O'Hanlon wants to use the coalition forces much more actively in order to quell the violence: This would be a change in policy from the last year and a half where the foreign troops have increasingly been disengaged and withdrawn to barracks. Ignatius is cautiously optimistic when it comes to the general ability of the local Iraqi forces and especially their likelihood of sticking with the state rather than the factions. As already mentioned, the degree of factionality of the local forces is probably the single most important factor in the equation. Another element is the coalition forces' ability to truly learn counter-insurgency: Ignatius quotes one Colonel's whose step up in reflexivity...
...had better be matched by something fundamentally more far-reaching in terms of effetcs-based thinking at the strategic level and echelons immediately above the Colonel. Otherwise there will simply not be enough iterations for the thinking to become adequately sophisticated. Effects-based thinking is like chess where there's a hell of a difference between thinking 1, 3 or 5 moves in advance: it is necessarily about politics, and cannot be reduced to a simple friend-foe dichotomy.

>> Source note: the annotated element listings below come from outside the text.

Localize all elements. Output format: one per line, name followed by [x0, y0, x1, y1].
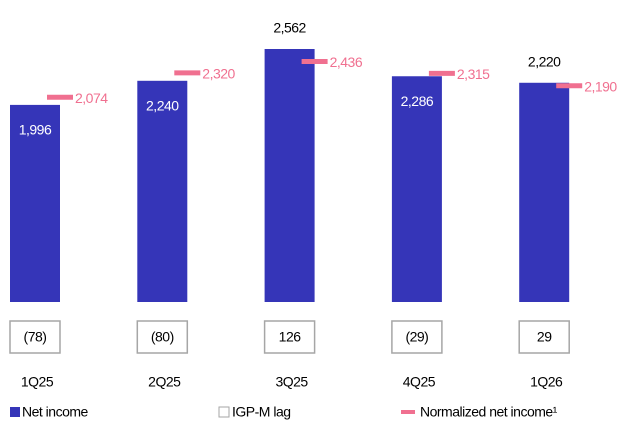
bar-value-label: 2,220 [528, 53, 561, 69]
bar-value-label: 1,996 [19, 122, 52, 138]
bar [10, 104, 60, 302]
bar-value-label: 2,240 [146, 98, 179, 114]
normalized-label: 2,315 [457, 66, 490, 82]
legend-label: Net income [22, 404, 89, 420]
bar-value-label: 2,286 [401, 93, 434, 109]
bar [137, 80, 188, 302]
legend-label: IGP-M lag [232, 404, 291, 420]
normalized-label: 2,320 [202, 66, 235, 82]
normalized-label: 2,074 [75, 90, 108, 106]
lag-label: 126 [279, 329, 302, 345]
normalized-label: 2,190 [584, 78, 617, 94]
legend-label: Normalized net income¹ [420, 404, 558, 420]
lag-label: 29 [537, 329, 552, 345]
legend-swatch [218, 406, 230, 418]
x-tick-label: 1Q25 [21, 374, 54, 390]
x-tick-label: 1Q26 [530, 374, 563, 390]
bar [264, 49, 315, 302]
lag-label: (29) [405, 329, 428, 345]
lag-label: (78) [24, 329, 47, 345]
lag-box [136, 320, 189, 354]
x-tick-label: 3Q25 [275, 374, 308, 390]
lag-label: (80) [151, 329, 174, 345]
x-tick-label: 4Q25 [403, 374, 436, 390]
legend-swatch [10, 407, 20, 417]
normalized-label: 2,436 [330, 54, 363, 70]
lag-box [391, 320, 443, 354]
bar [391, 76, 442, 302]
lag-box [518, 320, 570, 354]
lag-box [263, 320, 316, 354]
bar-value-label: 2,562 [273, 20, 306, 36]
bar [519, 82, 570, 303]
x-tick-label: 2Q25 [148, 374, 181, 390]
lag-box [9, 320, 61, 354]
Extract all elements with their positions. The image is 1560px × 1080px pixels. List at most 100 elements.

"This is the hardest thing I've ever done," [Col.] Pasquarette says of the new rules of counterinsurgency. "In the old days, it was black and white -- see a guy and shoot him. But counterinsurgency is a thinking man's sport. Every decision you make, you have to step back and say, 'What's the next thing that's going to happen?' " He says he drills his troops to remember the "three P's" of the new Iraqi battlefield: "be polite, be professional, be prepared to kill."

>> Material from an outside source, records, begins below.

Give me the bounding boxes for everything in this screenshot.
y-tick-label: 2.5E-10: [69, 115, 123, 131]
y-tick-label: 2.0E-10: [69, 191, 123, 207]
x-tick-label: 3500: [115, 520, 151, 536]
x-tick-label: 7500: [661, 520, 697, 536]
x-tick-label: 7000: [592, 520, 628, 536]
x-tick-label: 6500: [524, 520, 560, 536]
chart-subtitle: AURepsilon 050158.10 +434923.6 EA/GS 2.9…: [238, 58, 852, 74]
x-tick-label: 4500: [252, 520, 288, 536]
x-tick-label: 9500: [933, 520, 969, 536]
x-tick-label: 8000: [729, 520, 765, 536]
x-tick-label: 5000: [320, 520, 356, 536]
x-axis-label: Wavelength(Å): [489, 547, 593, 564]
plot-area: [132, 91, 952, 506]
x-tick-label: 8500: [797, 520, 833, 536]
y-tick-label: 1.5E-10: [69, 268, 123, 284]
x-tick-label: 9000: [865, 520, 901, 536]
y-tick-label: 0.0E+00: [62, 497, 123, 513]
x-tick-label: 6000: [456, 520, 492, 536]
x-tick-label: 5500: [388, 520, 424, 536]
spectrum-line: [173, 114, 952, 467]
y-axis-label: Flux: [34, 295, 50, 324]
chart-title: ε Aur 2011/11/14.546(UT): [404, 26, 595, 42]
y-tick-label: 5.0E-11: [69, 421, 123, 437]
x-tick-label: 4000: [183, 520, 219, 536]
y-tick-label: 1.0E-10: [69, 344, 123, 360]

Counter-insurgency (COIN) doesn't make a nice fit with regular military processes and outlooks. This incongruity stems from the fact that military thinking and values during and since its slow and incremental professionalization from the Renaissance onwards has been an important part of and influenced by the utilitarian engineer-worldview. As such the military in many ways incarnate the modern organization's emphasis on rationality (calculability as opposed to fatalism or trust in divine providence) and impersonal administration (Weber). In this sense, there is absolutely nothing wrong with engineerism. But when applied to "populations" who are an ontologically fickle bunch, the implicit belief in manipulability of the world, a faith in social engineering becomes problematic. And this is exactly the move called for by the QDR: from a focus on kinetics to a focus on effects.
In COIN the enemy center of gravity is the "population": the goal is a stable, non-challenged regime. Such a "state" consists in both a legitimate and functioning state apparatus, and the active accept of the legitimacy among the populace of the same institutions. In effect, an opting in which makes citizens out of inhabitants. It seems the unidirectional engineer outlook is not well suited to multidimensional (stability and/or reconstruction of security, politics, economics, institutions, including the cultural dimensions) and iterative systems of challenges (the fact that everything we do or don't do play back into the over all system like ripples in a pond). But the nature of such a situation -- which is basically akin to any political system, just with added physical violence -- also points to an important lesson for anyone outside trying to understand.
The discrepancy between O'Hanlon and Ignatius, and between the Pentagon's emphasis on progress and the press' on its absence points -- even discounting for spin -- to the huge element of uncertainty. Nobody really knows whether Iraqi forces will stay or grow more loyal to the state or the factions; nobody knows whether the gamble on the Iraqi responsibility by staying relatively put will provoke unity and an effective cabinet. They don't know at Centcom, and they don't know in Iraq either. This is not the proverbial fog of war: it is the nature of history, the uncertainties with which we must live, as Raymond Aron brillantly showed in his doctoral dissertation, Introduction the the Philosophy of History.
This absence of an ending foretold is a necessary but not sufficient requirement to let us be set free from determinism and religious leftovers -- and it gives us the responsibility of our own time, to act and to attempt justice.